As illustrated, pull-down circuit 608L circuit framework is similar to pull-up circuit 608H, pull-up circuit can be passed through 608H explanation and understand, therefore be not repeated.

When logical signal Sp and Sn logical value are fixed as " 0 " when, its voltage is respectively 0.4V and 0V, now joint sheet 610 are charged to about 1.5V.Because NMOS NL8 strangulation effect, the tie point Ncon voltages between NMOS NL8 and NL6 1.1V-Vthn can be charged in advance, wherein, Vthn is the critical voltage (threshold of some nmos pass transistors in integrated circuit voltage).In an example, Vthn 0.81V, and in integrated circuit some PMOS transistors critical voltage Vthp=- 1.05V.When signal Sp and Sn logical value all by " 0 " be transformed into " and 1 " when, its voltage is respectively become as 1.5V and 1.1V.Now PMOS PH6 are closed into NMOS NL6, the NL7 that are switched on for open circuit, joint sheet 610 and NL8 is pulled down, so its magnitude of voltage returns Decline since 1.5V toward 0V.NMOS NL6 are less than NMOS NL7 for logical signal Sn for logical signal Sn reaction speed Reaction speed, so the decline that contact Ncon voltage can relax, avoid NMOS NL8 highest drain-source from biasing (maximum Drain-to-source voltage) excessively produce thermoelectron more than 1.1V and NMOS NL8 are caused damage.
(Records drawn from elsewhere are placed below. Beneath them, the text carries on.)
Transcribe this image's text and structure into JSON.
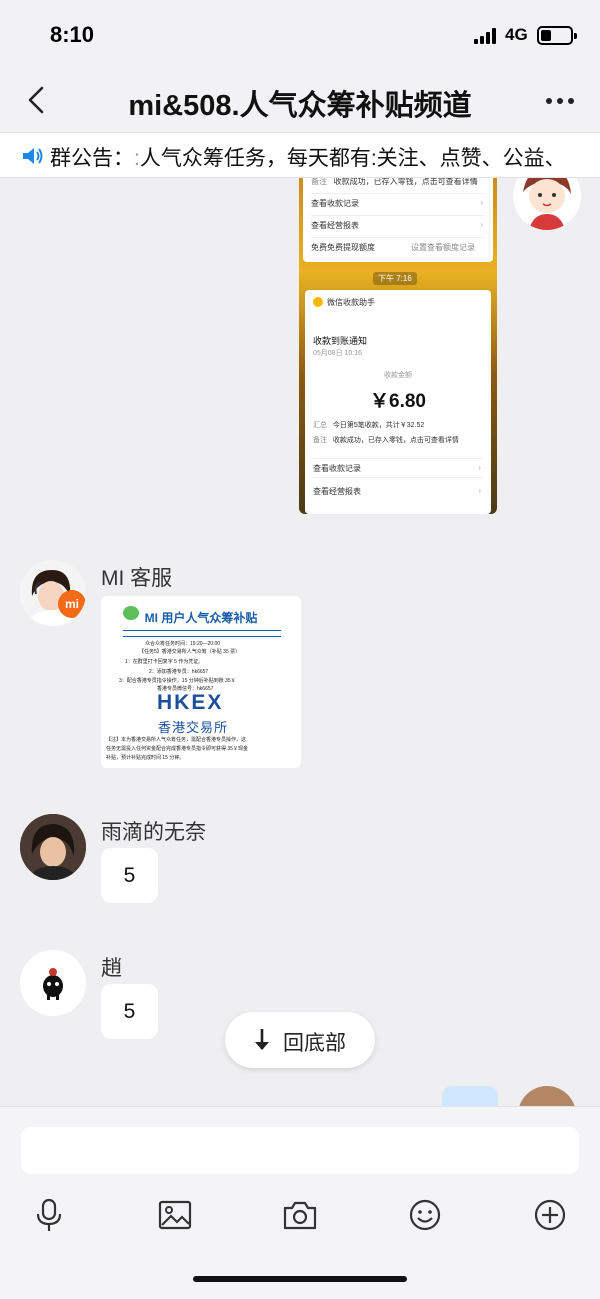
{
  "status_bar": {
    "time": "8:10",
    "network": "4G"
  },
  "nav": {
    "title": "mi&508.人气众筹补贴频道",
    "back_icon": "chevron-left-icon",
    "more_icon": "more-dots-icon"
  },
  "notice": {
    "label": "群公告：",
    "text": "人气众筹任务，每天都有:关注、点赞、公益、",
    "icon": "speaker-icon"
  },
  "screenshot": {
    "top_rows": [
      {
        "label": "备注",
        "value": "收款成功，已存入零钱，点击可查看详情"
      },
      {
        "label": "查看收款记录"
      },
      {
        "label": "查看经营报表"
      },
      {
        "label": "免费免费提现额度",
        "value": "设置查看额度记录"
      }
    ],
    "time": "下午 7:16",
    "app": "微信收款助手",
    "notice_title": "收款到账通知",
    "notice_date": "05月08日 10:16",
    "amount_label": "收款金额",
    "amount": "￥6.80",
    "summary_label": "汇总",
    "summary": "今日第5笔收款，共计￥32.52",
    "note_label": "备注",
    "note": "收款成功，已存入零钱，点击可查看详情",
    "bottom_rows": [
      "查看收款记录",
      "查看经营报表"
    ]
  },
  "messages": [
    {
      "sender": "MI 客服",
      "poster": {
        "title": "MI 用户人气众筹补贴",
        "lines": [
          "众合众筹任务时间：19:20—20:00",
          "【任务5】香港交易所人气众筹（补贴 35 票）",
          "1：在群里打卡回复字 5 作为凭证。",
          "2：添加香港专员：hk6657",
          "3：配合香港专员指令操作，15 分钟后补贴到账 35￥",
          "香港专员微信号：hk6657"
        ],
        "hkex": "HKEX",
        "hkex_cn": "香港交易所",
        "footer": [
          "【注】本为香港交易所人气众筹任务，需配合香港专员操作，这",
          "任务无需投入任何资金配合完成香港专员指令即可获得 35￥现金",
          "补贴，预计补贴完成时间 15 分钟。"
        ]
      }
    },
    {
      "sender": "雨滴的无奈",
      "text": "5"
    },
    {
      "sender": "趙",
      "text": "5"
    }
  ],
  "scroll_to_bottom": {
    "label": "回底部",
    "icon": "arrow-down-icon"
  },
  "toolbar": {
    "input_placeholder": "",
    "icons": [
      "microphone-icon",
      "image-icon",
      "camera-icon",
      "emoji-icon",
      "plus-circle-icon"
    ]
  },
  "colors": {
    "accent_blue": "#1a5ea8",
    "mi_orange": "#f46b17",
    "hkex_blue": "#1b4f9c"
  }
}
Similar reason, when signal Sp and Sn logical value all by " 1 " be transformed into " and 0 " when, NMOS NL6 be closed into for Open circuit, joint sheet 610 PMOS PH6, PH7 switched on and PH8 are pulled up, so its magnitude of voltage can rise since 0V toward 1.5V. PMOS PH6 are less than reaction speeds of the PMOS PH7 for signal Sp for signal Sp reaction speed, so tie point Pcon It the rising that voltage can relax, can about control PMOS PH8 minimum drain-source to be biased near -1.1V, avoid producing energy mistake Strong thermoelectron and PMOS PH8 are caused damage.

Although pull-down circuit 608L and pull-up circuit 608H use the core parts suitable for 1.1V operating voltages, Powered by higher 1.5V power supplys.More than analysis with element reliability simplation verification it was found from, it is appropriately designed under drop-down Circuit 608L and pull-up circuit 608H can meet the demand of general business reliability.

From the perspective of reaching identical driving force, the current driving capability summation of NMOS NL7 and NL8 in Fig. 3 will The current driving capability of NMOS NL2 in approximately equal to prior art Fig. 2.Therefore, understood under comparing, for element size, NMOS NL8 can be smaller than NMOS NL2, so NMOS NL8 control gate also can be compared with to the parasitic capacitance between joint sheet 610 It is small.In Fig. 3 from coupling electric capacity CN, relative in prior art Fig. 2 from coupling electric capacity 124, it is possible to it is smaller, one can be saved A little semiconductor areas.It is similar, in Fig. 3 can also be smaller from coupling electric capacity 122 than in Fig. 2 from coupling electric capacity CP, save some half Conductor area.

Fig. 4 A show electric potential transfer circuit 800 on one, can be as the upper electric potential transfer circuit lshp in Fig. 3.Upper current potential Change-over circuit 800 is all to use core parts.Upper electric potential transfer circuit 800 receives input signal respectively from input IN and BP Sin-p and reference bias pbias, output signal Sout-p is produced in output end.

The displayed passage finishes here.